The Rumpus shares daily poems for National Poetry Month.

The Millions offers notable new releases for the week.

CBC highlights 27 Canadian books coming out in April.

Parade shares “32 Bestselling Authors Pick the Best Mysteries and Thrillers of All Time.” 

Seattle Times suggests 4 audiobooks to help identify and dismantle ableist attitudes and stigmas

Electric Lit has “14 Books About Refugees Trying to Reach Europe.”

BookRiot extols the virtues of taking an anti-burnout, reading vacation.

Authors On Air

NPR’s Fresh Air talks with Molly Shannon about finding healing after tragedy in her new book, Hello, Molly! ,written with Sean Wilsey (Ecco).

NPR’s Morning Edition celebrates 100 years of Margery Williams’s The Velveteen Rabbit.

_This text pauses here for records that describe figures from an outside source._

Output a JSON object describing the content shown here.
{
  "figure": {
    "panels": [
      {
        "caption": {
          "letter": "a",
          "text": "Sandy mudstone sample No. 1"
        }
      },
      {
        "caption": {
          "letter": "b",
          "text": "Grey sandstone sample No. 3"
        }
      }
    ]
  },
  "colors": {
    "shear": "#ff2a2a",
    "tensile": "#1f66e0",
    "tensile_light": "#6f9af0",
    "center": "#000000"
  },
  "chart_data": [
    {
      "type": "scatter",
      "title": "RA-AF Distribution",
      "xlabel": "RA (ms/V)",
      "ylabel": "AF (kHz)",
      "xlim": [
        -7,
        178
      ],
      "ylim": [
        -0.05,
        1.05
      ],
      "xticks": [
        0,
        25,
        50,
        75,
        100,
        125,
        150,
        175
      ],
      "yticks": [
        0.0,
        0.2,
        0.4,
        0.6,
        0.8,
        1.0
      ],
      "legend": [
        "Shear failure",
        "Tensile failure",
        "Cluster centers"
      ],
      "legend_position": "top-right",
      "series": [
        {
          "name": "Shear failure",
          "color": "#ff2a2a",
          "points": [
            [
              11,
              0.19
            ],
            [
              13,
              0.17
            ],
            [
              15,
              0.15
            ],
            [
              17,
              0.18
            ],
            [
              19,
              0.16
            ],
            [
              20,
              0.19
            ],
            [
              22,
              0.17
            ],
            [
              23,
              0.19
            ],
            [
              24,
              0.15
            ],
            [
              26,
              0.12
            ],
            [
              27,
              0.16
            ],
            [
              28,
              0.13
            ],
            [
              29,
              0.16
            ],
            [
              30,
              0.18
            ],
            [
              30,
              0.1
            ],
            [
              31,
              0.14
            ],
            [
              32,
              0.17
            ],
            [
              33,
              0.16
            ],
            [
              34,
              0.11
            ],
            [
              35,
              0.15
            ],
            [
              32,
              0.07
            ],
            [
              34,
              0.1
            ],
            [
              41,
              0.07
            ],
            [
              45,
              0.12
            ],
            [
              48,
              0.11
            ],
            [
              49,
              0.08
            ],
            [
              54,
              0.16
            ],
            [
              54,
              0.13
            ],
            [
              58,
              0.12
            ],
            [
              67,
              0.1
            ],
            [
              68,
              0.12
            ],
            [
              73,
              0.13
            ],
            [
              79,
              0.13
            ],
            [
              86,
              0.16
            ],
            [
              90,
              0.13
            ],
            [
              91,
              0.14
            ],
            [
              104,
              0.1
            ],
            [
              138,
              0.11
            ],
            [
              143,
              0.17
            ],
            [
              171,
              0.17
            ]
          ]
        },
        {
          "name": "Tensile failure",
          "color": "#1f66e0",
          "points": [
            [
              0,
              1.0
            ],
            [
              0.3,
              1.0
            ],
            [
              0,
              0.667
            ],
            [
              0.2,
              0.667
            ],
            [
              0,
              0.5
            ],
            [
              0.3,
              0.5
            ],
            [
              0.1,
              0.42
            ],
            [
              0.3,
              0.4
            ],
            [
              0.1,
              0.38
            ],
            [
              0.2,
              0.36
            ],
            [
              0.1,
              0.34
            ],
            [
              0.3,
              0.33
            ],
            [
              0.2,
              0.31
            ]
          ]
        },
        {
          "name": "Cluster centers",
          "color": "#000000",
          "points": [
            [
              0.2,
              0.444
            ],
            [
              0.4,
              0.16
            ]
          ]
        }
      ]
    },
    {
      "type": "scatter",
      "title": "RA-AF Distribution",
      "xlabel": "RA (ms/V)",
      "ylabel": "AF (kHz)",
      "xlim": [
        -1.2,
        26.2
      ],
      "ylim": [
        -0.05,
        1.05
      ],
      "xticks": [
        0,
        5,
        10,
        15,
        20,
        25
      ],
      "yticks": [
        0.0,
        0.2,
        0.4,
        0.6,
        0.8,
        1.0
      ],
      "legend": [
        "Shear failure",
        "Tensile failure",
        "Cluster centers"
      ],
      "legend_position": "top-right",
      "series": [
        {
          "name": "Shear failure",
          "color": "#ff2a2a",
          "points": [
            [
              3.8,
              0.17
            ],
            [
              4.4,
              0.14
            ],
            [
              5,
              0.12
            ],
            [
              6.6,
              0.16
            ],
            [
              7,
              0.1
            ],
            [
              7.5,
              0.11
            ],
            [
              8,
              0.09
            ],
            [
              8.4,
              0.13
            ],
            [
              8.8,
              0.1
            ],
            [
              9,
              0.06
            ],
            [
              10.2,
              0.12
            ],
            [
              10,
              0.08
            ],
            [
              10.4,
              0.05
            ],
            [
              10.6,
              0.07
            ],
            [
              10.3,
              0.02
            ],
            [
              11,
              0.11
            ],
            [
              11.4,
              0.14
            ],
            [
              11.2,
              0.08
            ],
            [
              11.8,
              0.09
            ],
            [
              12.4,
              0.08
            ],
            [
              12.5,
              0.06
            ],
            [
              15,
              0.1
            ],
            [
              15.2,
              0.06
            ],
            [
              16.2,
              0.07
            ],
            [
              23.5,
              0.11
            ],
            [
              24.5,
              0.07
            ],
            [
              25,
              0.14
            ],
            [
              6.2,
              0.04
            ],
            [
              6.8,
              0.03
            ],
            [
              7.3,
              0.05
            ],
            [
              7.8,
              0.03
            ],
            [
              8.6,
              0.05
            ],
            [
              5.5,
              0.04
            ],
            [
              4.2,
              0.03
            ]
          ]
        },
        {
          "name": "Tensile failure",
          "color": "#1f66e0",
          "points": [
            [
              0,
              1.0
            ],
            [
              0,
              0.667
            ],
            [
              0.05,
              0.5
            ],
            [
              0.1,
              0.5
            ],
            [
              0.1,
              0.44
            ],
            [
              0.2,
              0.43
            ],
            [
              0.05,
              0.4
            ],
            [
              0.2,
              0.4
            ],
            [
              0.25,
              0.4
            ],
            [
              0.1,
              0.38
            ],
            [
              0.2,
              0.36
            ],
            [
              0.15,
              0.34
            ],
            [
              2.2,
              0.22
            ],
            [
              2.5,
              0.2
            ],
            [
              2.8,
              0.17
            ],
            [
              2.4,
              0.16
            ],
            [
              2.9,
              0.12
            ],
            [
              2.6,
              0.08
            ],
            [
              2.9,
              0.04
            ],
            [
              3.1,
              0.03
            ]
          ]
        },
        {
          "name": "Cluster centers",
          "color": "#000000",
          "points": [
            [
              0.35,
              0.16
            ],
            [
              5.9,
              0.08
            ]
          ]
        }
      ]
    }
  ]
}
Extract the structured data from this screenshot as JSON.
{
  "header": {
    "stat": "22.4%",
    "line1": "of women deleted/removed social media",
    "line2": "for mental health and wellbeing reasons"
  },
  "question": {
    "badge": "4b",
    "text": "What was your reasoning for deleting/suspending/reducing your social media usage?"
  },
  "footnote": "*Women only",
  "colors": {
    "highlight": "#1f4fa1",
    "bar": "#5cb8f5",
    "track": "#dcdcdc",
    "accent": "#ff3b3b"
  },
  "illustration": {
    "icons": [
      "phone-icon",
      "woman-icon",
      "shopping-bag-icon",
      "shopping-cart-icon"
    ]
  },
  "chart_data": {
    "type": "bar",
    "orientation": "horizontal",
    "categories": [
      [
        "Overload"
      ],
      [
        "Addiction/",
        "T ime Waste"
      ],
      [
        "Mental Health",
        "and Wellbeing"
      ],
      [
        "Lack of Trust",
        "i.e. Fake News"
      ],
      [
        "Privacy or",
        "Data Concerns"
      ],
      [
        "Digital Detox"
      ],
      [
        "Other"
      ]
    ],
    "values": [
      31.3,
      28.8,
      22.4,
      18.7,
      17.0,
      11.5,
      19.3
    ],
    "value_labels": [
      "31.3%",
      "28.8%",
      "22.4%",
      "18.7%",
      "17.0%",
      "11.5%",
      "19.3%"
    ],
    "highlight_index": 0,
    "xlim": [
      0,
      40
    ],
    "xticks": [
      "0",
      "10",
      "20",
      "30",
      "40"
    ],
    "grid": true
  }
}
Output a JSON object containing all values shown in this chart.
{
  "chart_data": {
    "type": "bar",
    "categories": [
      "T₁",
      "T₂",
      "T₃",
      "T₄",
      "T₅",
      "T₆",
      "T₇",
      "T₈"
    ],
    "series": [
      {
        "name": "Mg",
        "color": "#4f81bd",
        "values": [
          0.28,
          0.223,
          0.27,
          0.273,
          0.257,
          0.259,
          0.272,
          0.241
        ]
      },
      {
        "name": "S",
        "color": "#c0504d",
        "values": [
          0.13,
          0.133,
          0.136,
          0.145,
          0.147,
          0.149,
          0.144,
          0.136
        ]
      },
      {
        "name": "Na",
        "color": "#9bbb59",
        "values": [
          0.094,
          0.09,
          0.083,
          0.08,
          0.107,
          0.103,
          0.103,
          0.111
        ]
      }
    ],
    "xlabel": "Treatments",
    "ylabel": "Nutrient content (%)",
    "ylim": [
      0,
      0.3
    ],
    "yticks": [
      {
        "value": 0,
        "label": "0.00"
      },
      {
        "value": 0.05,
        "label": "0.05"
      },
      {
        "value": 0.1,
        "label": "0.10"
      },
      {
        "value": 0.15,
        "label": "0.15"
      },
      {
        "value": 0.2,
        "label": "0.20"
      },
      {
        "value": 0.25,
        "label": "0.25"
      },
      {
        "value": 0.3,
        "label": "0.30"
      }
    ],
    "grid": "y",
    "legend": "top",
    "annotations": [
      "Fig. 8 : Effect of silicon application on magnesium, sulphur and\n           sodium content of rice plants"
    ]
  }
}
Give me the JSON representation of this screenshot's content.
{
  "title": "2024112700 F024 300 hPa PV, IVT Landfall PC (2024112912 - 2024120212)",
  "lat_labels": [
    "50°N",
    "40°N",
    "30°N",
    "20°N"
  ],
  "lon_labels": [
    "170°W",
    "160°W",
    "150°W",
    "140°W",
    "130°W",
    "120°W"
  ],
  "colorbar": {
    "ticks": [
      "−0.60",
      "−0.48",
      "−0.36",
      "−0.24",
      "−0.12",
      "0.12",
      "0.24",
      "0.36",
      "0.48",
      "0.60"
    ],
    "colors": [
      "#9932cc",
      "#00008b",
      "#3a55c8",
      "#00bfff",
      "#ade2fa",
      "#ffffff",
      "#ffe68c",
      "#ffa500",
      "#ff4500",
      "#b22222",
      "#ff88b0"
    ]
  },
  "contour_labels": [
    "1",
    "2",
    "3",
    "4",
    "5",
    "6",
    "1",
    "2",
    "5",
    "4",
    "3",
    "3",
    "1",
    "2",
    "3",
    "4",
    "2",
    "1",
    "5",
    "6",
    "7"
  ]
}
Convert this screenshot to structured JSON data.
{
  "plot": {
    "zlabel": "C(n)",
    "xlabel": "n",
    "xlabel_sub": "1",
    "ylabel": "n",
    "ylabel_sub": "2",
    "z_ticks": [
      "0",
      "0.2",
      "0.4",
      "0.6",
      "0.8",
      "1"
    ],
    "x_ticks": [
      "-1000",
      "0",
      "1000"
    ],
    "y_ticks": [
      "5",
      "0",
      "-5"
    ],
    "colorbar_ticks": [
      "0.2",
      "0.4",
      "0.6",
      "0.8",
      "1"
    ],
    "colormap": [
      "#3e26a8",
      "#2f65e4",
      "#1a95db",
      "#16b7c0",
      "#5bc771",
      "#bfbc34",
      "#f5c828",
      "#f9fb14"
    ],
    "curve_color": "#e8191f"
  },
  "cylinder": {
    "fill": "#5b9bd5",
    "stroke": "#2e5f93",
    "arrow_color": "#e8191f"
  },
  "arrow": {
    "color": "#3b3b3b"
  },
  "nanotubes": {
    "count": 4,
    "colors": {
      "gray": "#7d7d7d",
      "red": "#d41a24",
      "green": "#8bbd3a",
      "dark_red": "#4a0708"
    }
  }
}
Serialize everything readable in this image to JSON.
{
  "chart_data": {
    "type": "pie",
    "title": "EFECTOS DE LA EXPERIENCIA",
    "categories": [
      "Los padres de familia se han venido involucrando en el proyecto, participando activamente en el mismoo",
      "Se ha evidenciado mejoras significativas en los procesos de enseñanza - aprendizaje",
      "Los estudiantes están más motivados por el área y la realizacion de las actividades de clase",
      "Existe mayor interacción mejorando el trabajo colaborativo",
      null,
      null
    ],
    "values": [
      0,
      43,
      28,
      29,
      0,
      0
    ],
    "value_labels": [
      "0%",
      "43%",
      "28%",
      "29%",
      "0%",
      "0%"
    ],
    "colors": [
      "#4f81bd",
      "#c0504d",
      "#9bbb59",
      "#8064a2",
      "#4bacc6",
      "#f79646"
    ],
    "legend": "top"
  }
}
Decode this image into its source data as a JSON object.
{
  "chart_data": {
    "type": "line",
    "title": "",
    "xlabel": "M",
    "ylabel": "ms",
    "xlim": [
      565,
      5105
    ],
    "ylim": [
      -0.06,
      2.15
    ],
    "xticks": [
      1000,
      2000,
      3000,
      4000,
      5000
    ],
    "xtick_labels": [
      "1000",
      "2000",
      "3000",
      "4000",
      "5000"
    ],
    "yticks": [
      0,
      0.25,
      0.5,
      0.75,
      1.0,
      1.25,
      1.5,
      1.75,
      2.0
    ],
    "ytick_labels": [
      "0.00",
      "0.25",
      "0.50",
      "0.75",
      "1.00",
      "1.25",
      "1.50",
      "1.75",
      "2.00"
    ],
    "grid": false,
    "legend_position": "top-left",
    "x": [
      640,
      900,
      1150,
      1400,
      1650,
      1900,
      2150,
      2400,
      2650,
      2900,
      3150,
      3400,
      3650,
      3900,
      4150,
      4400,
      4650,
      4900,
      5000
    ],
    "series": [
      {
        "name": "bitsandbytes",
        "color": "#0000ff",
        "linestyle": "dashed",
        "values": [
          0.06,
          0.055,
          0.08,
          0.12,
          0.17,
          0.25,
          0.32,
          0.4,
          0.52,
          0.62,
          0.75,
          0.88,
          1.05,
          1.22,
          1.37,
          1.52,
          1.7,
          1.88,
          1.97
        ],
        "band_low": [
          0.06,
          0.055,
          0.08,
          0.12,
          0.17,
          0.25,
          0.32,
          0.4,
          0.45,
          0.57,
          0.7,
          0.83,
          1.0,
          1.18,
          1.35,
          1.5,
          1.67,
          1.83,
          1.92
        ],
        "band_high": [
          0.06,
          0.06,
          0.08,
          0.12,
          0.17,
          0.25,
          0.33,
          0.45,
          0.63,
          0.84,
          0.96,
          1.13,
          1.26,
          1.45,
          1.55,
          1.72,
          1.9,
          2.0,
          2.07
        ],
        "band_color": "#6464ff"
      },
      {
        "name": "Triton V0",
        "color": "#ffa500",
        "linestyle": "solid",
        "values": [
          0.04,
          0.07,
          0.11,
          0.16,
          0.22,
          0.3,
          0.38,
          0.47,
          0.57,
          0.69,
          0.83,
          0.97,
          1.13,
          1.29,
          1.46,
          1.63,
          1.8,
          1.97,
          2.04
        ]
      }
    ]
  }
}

Robin Roberts, Brighter by the Day: Waking Up to New Hopes and Dreams (Grand Central) looks back on 20 years at Good Morning America with advice to her younger-self. 

Ukranian novelist Andrey Kurkov, Grey Bees trans. by Boris Dralyuk (Deep Vellum Publishing), talks about “preserving his country’s culture during war,” on the PBS NewsHour.

Delia Ephron discusses her new book, Left on Tenth: A Second Chance at Life (Little, Brown & Co.; LJ starred review), at Good Morning America.

NPR’s Morning Edition talks with Michael Meyer about Benjamin Franklin's Last Bet: The Favorite Founder's Divisive Death, Enduring Afterlife, and Blueprint for American Prosperity (Mariner).

Julia Haart, Brazen: My Unorthodox Journey from Long Sleeves to Lingerie (Crown), will be on The View tomorrow.